Can an iPad that's been turned off be tracked?
March 4, 2014 9:39 AM Subscribe
My company recently issued iPads to my colleagues and me. Most of us are pretty happy about it, because, among other things, they will replace a lot of paper we had to lug around. There is a vocal minority, however, that fears the iPads will allow the company to track us, even when they're turned off.
posted by dinger to Technology (12 answers total) 1 user marked this as a favorite
The iPads include a Mobile Device Manager, in this case Mobile Iron, which allows the company to issue updates and keep certain proprietary software up to date. Some of the more paranoid among us have taken to emailing dire warnings that the iPads will allow the company to track our whereabouts and usage, even when they're powered down. A Google search turns up nothing about this either way, perhaps because it's such a clumsy search to find the right words for.

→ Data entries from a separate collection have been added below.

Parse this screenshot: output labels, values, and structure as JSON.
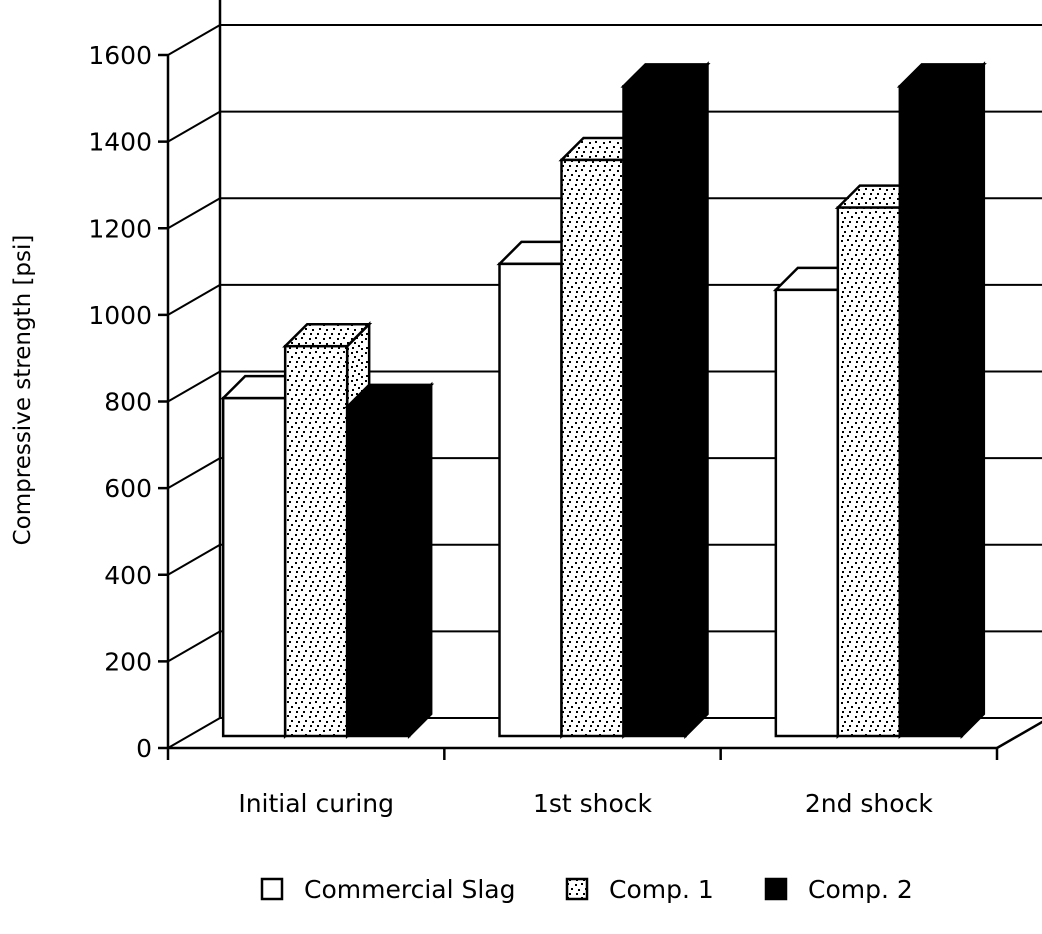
{
  "chart_data": {
    "type": "bar",
    "style": "3d-clustered",
    "ylabel": "Compressive strength [psi]",
    "ylim": [
      0,
      1600
    ],
    "yticks": [
      0,
      200,
      400,
      600,
      800,
      1000,
      1200,
      1400,
      1600
    ],
    "ytick_labels": [
      "0",
      "200",
      "400",
      "600",
      "800",
      "1000",
      "1200",
      "1400",
      "1600"
    ],
    "categories": [
      "Initial curing",
      "1st shock",
      "2nd shock"
    ],
    "grid": true,
    "legend_position": "bottom",
    "series": [
      {
        "name": "Commercial Slag",
        "values": [
          780,
          1090,
          1030
        ],
        "fill": "white"
      },
      {
        "name": "Comp. 1",
        "values": [
          900,
          1330,
          1220
        ],
        "fill": "stipple"
      },
      {
        "name": "Comp. 2",
        "values": [
          760,
          1500,
          1500
        ],
        "fill": "black"
      }
    ]
  }
}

I wouldn't normally pay much attention to the lunatic fringe, but I'm in a position where many people ask me if the tracking allegations are true. Before I condemn the "tracking" faction as tin-foil hat wackos, I'd like to know for sure.
My response up to this point has been, "No. An unpowered device has no way to broadcast it's position, or to respond to interrogations." But lately I've been wondering: Is it possible for a mobile device to remain partially powered when ostensibly turned off, similar to the old "instant-on" TV's which maintained a very low power state as long as they were plugged in? Could such a low-power state allow the device to be awakened, or otherwise powered up?
Note, this is not a question about the various settings on the iPad that allow for privacy, location services, and restrictions. I'm intimately familiar with those. I simply want to know if the folks who are alleging nefarious tracking capabilities for an unpowered device are being silly.